Giovanni Brusca fu arrestato da agenti della polizia di Stato il 20 maggio 1996 in una villetta vicino ad Agrigento. Il boss era con il fratello Enzo e le rispettive mogli e figli. Il pentito ha cominciato a farlo a marzo del 2000 dopo lunghe polemiche.

Venticinque anni fa la sua compagna e il figlio furono sottoposti a misure urgenti di protezione riservate ai familiari dei collaboratori di giustizia. L’avvocato Vito Ganci, rivelò di avere ricevuto da Giovanni Brusca confidenze su un “complotto” in cui voleva coinvolgere uomini delle istituzioni.

Brusca aveva fatto al suo difensore, tra gli altri, il nome dell’ex presidente della Camera Luciano Violante.

Ma era un piano ideato dallo stesso Brusca per screditare l’antimafia, i collaboratori di giustizia e creare difficoltà in importanti processi di mafia. Questa idea non venne mai attuata. Ma a confermare il piano del falso pentimento fu il fratello, con il quale Giovanni Brusca si era accordato a gesti durante un’udienza di un processo.

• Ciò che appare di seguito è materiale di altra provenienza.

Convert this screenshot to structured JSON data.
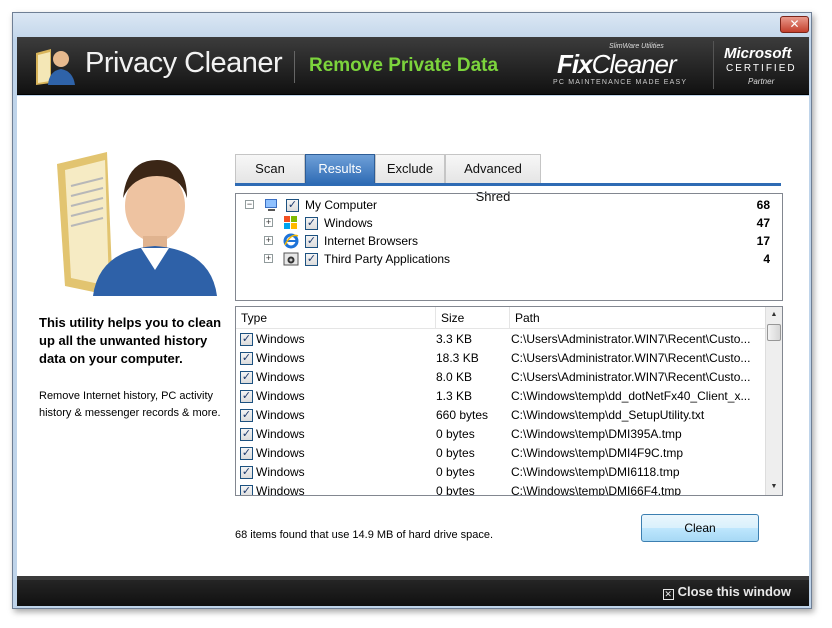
{
  "window": {
    "close_glyph": "✕"
  },
  "banner": {
    "title": "Privacy Cleaner",
    "subtitle": "Remove Private Data",
    "fixcleaner": {
      "small": "SlimWare Utilities",
      "brand_fix": "Fix",
      "brand_cleaner": "Cleaner",
      "tagline": "PC MAINTENANCE MADE EASY"
    },
    "microsoft": {
      "name": "Microsoft",
      "certified": "CERTIFIED",
      "partner": "Partner"
    }
  },
  "description": {
    "main": "This utility helps you to clean up all the unwanted history data on your computer.",
    "sub": "Remove Internet history, PC activity history & messenger records & more."
  },
  "tabs": [
    {
      "label": "Scan",
      "active": false
    },
    {
      "label": "Results",
      "active": true
    },
    {
      "label": "Exclude",
      "active": false
    },
    {
      "label": "Advanced Shred",
      "active": false
    }
  ],
  "tree": {
    "root": {
      "label": "My Computer",
      "count": "68",
      "expander": "−",
      "icon": "computer-icon"
    },
    "children": [
      {
        "label": "Windows",
        "count": "47",
        "expander": "+",
        "icon": "windows-logo-icon"
      },
      {
        "label": "Internet Browsers",
        "count": "17",
        "expander": "+",
        "icon": "internet-explorer-icon"
      },
      {
        "label": "Third Party Applications",
        "count": "4",
        "expander": "+",
        "icon": "application-icon"
      }
    ]
  },
  "table": {
    "headers": [
      "Type",
      "Size",
      "Path"
    ],
    "rows": [
      {
        "type": "Windows",
        "size": "3.3 KB",
        "path": "C:\\Users\\Administrator.WIN7\\Recent\\Custo..."
      },
      {
        "type": "Windows",
        "size": "18.3 KB",
        "path": "C:\\Users\\Administrator.WIN7\\Recent\\Custo..."
      },
      {
        "type": "Windows",
        "size": "8.0 KB",
        "path": "C:\\Users\\Administrator.WIN7\\Recent\\Custo..."
      },
      {
        "type": "Windows",
        "size": "1.3 KB",
        "path": "C:\\Windows\\temp\\dd_dotNetFx40_Client_x..."
      },
      {
        "type": "Windows",
        "size": "660 bytes",
        "path": "C:\\Windows\\temp\\dd_SetupUtility.txt"
      },
      {
        "type": "Windows",
        "size": "0 bytes",
        "path": "C:\\Windows\\temp\\DMI395A.tmp"
      },
      {
        "type": "Windows",
        "size": "0 bytes",
        "path": "C:\\Windows\\temp\\DMI4F9C.tmp"
      },
      {
        "type": "Windows",
        "size": "0 bytes",
        "path": "C:\\Windows\\temp\\DMI6118.tmp"
      },
      {
        "type": "Windows",
        "size": "0 bytes",
        "path": "C:\\Windows\\temp\\DMI66F4.tmp"
      }
    ]
  },
  "status_text": "68 items found that use 14.9 MB of hard drive space.",
  "clean_button": "Clean",
  "footer": {
    "close_label": "Close this window",
    "close_glyph": "✕"
  },
  "colors": {
    "accent_green": "#7cd43c",
    "tab_active": "#2e6bb4",
    "banner_bg": "#1c1c1c"
  }
}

In seguito lo stesso Giovanni Brusca ha ammesso la circostanza.

“La mia non è una scelta facile. Pesa la storia della mia famiglia, il dover accusare altri, il giudizio che mio padre darà di me”, disse Giovanni Brusca. Suo padre, Bernardo Brusca, deceduto in carcere, è stato capo della cosca di San Giuseppe Jato, ed è stato un autorevole esponente della cupola.

Nei lunghi interrogatori il boss ammise la sua partecipazione all’attentato a Giovanni Falcone, a numerosi delitti eccellenti e all’uccisione di Giuseppe Di Matteo, il figlio undicenne del pentito Mario Santo Di Matteo strangolato e sciolto nell’acido per vendetta.

Ha parlato degli “aggiustamenti” dei processi.

Brusca ha parlato anche dei rapporti tra Cosa nostra, la politica e l’area grigia fiancheggiatori. Nel 2002 il mafioso si è sposato in carcere con la sua compagna, dalla quale aveva avuto un figlio.

Negli anni passati aveva ottenuto l’autorizzazione dei giudici del tribunale di sorveglianza di Roma, grazie alla “buona condotta”, di godere permessi premio di qualche giorno. Adesso per lui è arrivato il fine pena grazie ad un ultimo abbuono di 45 giorni di liberazione anticipata.